One of the really challenging aspects of Big Data is that, often, you don’t know what you’re looking for until you’ve found it.
It’s pretty darned hard to identify a clean ROI for exploration, so you’re basically asking business executives to trust that the data will yield something valuable.
John Myers, research director for Enterprise Management Associates, calls this “discovery.” That’s actually a great name for it, because just as when an attorney files for discovery, it means you’re going on a fishing expedition and you want as few limits as possible put on your scope.
Or, as Myers puts it in this Information Management column, discovery is “literally the concept of attempting to answer the questions we don’t know that we don’t know without having to accurately describe a ‘lot’ or a ‘bunch.’”

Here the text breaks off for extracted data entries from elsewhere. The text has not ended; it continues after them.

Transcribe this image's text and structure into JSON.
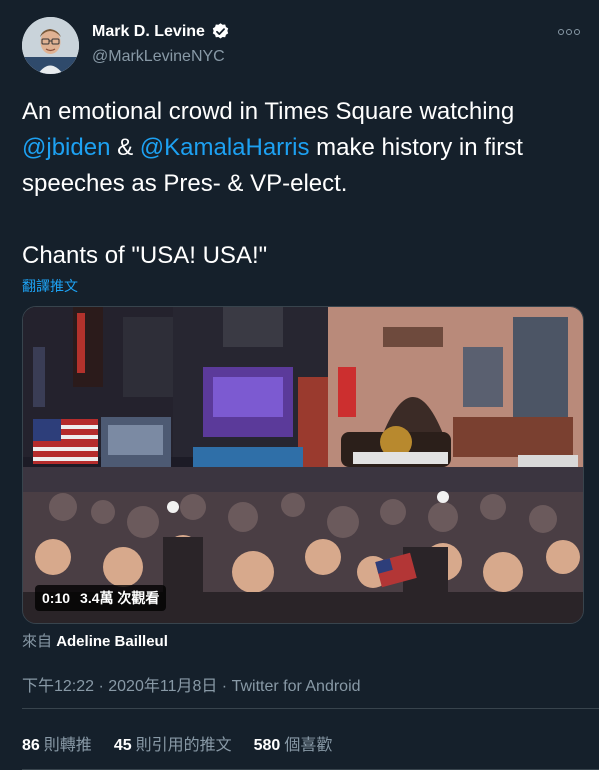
{
  "author": {
    "name": "Mark D. Levine",
    "handle": "@MarkLevineNYC",
    "verified_icon": "verified-badge-icon"
  },
  "text": {
    "line1_start": "An emotional crowd in Times Square watching",
    "mention1": "@jbiden",
    "amp": " & ",
    "mention2": "@KamalaHarris",
    "line2_end": " make history in first speeches as Pres- & VP-elect.",
    "line3": "Chants of \"USA! USA!\""
  },
  "translate_label": "翻譯推文",
  "video": {
    "duration": "0:10",
    "views": "3.4萬 次觀看"
  },
  "source": {
    "prefix": "來自",
    "name": "Adeline Bailleul"
  },
  "meta": {
    "time": "下午12:22 · 2020年11月8日 · Twitter for Android"
  },
  "stats": {
    "retweets_count": "86",
    "retweets_label": "則轉推",
    "quotes_count": "45",
    "quotes_label": "則引用的推文",
    "likes_count": "580",
    "likes_label": "個喜歡"
  },
  "colors": {
    "background": "#15202b",
    "link": "#1da1f2",
    "muted": "#8899a6",
    "border": "#38444d"
  }
}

The problem is, until now, we’ve lived in a very SQL-based world, which basically means we’ve been fishing in a stocked pond. Now, there’s nothing wrong with stocking a pond — you know you’ll probably catch something and you more or less know exactly what it will be.

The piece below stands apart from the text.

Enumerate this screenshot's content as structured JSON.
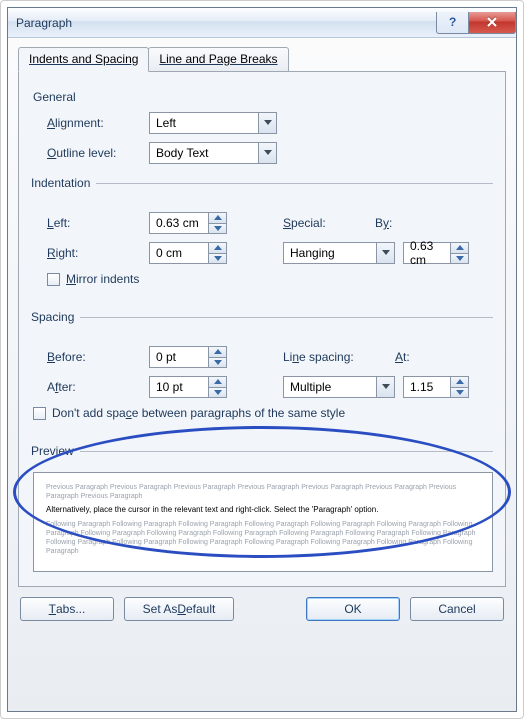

But here’s the problem with stock ponds: If you want to fish for something more exotic and unusual, a stock pond won’t cut it. You’re going to need an ocean or at least a really large lake — and that’s the world you’re fishing in when you talk about NoSQL.
“SQL platforms by their very nature have a ‘box’ around the information they contain,” Myers writes. “In discovery, you don’t want to hit walls; you want to explore to your heart’s content, or at least until there is no more data to search, explore and discover. With NoSQL platforms, the walls tend to disappear.”
This, he argues, is the real value of unstructured data, and he offers some advice for how to maneuver in the NoSQL world.
NoSQL and Big Data aren’t the only reasons to change how you think about data, however. The Internet of Things, artificial intelligence and semantic technologies all will push IT and business users alike out of our small, stocked ponds and into the uncharted data depths.
For an idea of just how much our relationship with data is changing, you might want to check out a second Information Management article, “Narrative Science Applies AI to Suspicious Activity Reports.”
I don’t generally like to quote the same publication in the same post, but this example is too good to pass up. The article is about Quill, which uses artificial intelligence to analyze numbers and turn them into a natural language report.
In other words, not only are we exploring data in new ways; now the technology is also finding and extracting meaning from that data — without us. The article includes this quote from Narrative Science CTO Kristian Hammond:
“I believe within my lifetime I'll see a day when people will look at spreadsheets the same way we look at computer punch cards - as a mechanism for communicating with a machine and letting it communicate with us. That mechanism and that time are gone. By humanizing the machine, giving it voice, we can rid the world of an awkward and painful mechanism."
Hammond anticipates that it will be used to transform both data and report writing in banking, insurance -- and journalism.
It’ll be interesting to see whether people can keep up with this Brave New World.